Roumanie : économies draconiennes pour limiter le déficit pub

Le président roumain Traian Basescu a annoncé jeudi des mesures d'économie draconiennes dont une baisse de 25% des salaires du secteur public et de 15% des allocations chômage et des retraites pour éviter un dérapage du déficit dans ce pays en crise qui bénéficie de l'aide du FMI.

"Ce programme visant à réduire les dépenses publiques était inévitable", a déclaré M. Basescu au cours d'une conférence de presse, à l'issue d'une réunion avec les représentants du FMI, à Bucarest, pour évaluer les réformes.

"Tous les salaires seront affectés, y compris le salaire minimum, mais le gouvernement compensera cette perte, jusqu'à hauteur de 600 lei" (environ 160 euros), a-t-il souligné.

Ces baisses, décidées d'un commun accord avec le FMI et l'Union européenne, entreront en vigueur au 1er juin.
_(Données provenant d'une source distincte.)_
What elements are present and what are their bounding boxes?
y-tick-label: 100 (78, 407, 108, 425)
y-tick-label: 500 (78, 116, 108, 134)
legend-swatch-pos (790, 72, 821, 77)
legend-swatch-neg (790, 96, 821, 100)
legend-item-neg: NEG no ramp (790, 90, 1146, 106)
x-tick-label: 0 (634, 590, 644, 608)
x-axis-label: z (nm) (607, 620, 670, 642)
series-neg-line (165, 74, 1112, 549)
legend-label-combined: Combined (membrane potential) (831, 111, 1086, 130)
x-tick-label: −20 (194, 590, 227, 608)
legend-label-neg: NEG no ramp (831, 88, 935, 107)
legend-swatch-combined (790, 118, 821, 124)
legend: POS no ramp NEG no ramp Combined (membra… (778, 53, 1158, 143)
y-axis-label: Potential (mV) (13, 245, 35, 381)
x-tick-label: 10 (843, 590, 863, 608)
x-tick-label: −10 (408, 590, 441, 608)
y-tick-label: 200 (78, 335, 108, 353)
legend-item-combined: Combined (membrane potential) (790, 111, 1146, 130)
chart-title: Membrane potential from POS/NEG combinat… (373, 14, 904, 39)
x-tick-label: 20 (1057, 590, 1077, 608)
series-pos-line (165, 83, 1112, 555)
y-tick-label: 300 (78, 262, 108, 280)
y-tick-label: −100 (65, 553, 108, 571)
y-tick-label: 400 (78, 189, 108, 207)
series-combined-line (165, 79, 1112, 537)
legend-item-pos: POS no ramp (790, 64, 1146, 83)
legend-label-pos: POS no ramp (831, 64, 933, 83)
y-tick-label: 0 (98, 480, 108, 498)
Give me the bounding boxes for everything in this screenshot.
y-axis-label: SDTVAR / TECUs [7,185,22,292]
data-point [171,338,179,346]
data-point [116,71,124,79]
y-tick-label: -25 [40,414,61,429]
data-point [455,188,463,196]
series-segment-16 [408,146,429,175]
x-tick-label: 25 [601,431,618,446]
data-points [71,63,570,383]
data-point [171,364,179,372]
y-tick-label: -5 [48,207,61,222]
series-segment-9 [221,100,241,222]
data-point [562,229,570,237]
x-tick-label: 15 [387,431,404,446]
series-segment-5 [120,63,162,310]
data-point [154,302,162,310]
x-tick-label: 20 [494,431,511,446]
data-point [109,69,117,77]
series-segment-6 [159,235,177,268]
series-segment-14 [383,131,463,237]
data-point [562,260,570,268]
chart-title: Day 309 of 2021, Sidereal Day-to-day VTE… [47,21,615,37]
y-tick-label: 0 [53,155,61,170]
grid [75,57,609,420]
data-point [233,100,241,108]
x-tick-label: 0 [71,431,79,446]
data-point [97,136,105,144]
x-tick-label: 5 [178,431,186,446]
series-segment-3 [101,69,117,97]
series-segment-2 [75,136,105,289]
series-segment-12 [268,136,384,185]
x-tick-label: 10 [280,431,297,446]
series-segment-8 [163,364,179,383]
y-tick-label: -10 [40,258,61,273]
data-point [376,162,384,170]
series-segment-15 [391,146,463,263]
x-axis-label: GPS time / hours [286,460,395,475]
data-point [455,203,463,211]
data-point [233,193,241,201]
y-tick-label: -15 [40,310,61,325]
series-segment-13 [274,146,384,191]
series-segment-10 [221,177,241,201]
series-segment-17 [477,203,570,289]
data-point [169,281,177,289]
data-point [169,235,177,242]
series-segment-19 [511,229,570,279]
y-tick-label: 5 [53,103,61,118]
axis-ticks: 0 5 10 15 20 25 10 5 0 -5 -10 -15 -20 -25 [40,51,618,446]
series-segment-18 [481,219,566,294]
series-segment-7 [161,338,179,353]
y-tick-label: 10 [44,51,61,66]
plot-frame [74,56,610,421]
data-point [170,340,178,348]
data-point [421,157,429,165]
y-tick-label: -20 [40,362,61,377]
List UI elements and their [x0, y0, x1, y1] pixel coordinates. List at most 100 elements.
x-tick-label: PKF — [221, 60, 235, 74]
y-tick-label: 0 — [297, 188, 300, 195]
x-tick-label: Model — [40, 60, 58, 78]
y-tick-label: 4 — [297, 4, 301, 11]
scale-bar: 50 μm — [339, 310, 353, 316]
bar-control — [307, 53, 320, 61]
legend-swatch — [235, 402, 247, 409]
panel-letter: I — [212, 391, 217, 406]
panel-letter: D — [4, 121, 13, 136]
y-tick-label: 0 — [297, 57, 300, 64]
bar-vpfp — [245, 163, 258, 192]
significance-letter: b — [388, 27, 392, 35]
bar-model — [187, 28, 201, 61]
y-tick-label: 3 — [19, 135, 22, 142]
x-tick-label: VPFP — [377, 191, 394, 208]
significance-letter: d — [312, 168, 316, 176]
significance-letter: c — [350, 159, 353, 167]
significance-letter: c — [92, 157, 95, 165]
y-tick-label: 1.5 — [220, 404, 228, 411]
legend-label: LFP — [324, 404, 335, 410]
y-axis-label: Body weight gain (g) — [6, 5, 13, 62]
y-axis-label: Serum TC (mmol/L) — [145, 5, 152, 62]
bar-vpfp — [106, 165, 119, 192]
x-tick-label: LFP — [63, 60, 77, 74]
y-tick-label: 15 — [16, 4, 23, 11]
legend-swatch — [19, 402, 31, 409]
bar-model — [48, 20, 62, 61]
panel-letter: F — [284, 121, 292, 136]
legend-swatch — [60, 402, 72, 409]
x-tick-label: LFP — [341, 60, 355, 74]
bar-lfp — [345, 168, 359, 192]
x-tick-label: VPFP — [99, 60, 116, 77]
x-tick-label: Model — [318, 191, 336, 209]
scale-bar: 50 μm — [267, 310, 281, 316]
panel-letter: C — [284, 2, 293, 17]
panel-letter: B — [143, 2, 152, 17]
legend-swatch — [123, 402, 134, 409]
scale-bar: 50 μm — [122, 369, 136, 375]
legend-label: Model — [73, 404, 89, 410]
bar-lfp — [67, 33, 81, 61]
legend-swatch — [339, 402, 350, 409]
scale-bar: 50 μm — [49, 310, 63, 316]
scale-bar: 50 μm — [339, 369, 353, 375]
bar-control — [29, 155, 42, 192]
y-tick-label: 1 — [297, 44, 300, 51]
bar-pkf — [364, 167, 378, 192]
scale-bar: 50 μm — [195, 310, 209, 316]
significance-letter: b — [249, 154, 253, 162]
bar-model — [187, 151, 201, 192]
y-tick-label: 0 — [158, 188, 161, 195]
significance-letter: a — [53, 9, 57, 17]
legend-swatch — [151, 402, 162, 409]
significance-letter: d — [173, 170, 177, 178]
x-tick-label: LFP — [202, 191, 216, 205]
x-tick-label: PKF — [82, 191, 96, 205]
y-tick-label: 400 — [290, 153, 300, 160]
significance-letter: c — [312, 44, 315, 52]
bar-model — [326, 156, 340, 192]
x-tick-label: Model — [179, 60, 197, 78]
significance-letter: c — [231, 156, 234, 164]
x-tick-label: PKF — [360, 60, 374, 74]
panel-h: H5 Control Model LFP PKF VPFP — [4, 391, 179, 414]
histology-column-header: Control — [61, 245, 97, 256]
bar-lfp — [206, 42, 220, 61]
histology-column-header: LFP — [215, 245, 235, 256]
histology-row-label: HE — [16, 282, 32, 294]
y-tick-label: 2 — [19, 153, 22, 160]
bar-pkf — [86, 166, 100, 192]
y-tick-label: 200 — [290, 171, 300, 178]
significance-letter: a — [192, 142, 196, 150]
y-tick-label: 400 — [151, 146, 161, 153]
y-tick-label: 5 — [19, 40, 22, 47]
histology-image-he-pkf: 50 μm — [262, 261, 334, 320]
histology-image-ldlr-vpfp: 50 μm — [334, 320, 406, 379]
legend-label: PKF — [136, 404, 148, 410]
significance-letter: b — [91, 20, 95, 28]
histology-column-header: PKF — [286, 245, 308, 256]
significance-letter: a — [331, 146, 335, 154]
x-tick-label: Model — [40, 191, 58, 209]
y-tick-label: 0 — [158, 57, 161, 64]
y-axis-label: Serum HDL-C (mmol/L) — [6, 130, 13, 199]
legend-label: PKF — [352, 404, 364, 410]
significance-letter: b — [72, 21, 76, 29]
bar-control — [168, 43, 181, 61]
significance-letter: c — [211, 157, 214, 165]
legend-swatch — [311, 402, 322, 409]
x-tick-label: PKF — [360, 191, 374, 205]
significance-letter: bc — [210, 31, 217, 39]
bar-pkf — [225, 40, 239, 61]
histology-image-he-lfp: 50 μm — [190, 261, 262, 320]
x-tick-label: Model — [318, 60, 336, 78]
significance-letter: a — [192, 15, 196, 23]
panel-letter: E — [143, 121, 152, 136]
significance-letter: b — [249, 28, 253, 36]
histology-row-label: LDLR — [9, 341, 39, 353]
Le président a ajouté que les chefs des institutions publiques et les syndicats pourraient en outre être appelés à procéder à des réductions d'effectifs dans le secteur public.

"En espérant que la croissance économique reviendra, les salaires pourraient revenir en 2011 à leur niveau d'aujourd'hui", a-t-il dit.

Selon lui, la Roumanie avait le choix entre, d'une part, une hausse de quatre points de la TVA et du taux unique d'imposition sur les revenus et les bénéfices, et de l'autre, "une restructuration massive des dépenses".

"Cette recette n'est pas facile (...) mais on ne pouvait plus continuer comme ça", a-t-il indiqué, précisant que le secteur privé avait déjà fait les frais de la crise.

Ces mesures devraient permettre à la Roumanie d'"éviter une situation extrêmement difficile, engendrée non seulement par ce qui se passe dans son économie, mais aussi par les évolutions économiques dans la région", a ajouté M. Basescu, dans une allusion à la crise grecque.

La Roumanie, sévèrement touchée par la crise économique mondiale, bénéficie depuis 2009 d'un programme d'aide de 20 milliards d'euros de la part du FMI, de l'Union européenne et de la Banque mondiale en échange d'une profonde réforme de son secteur public.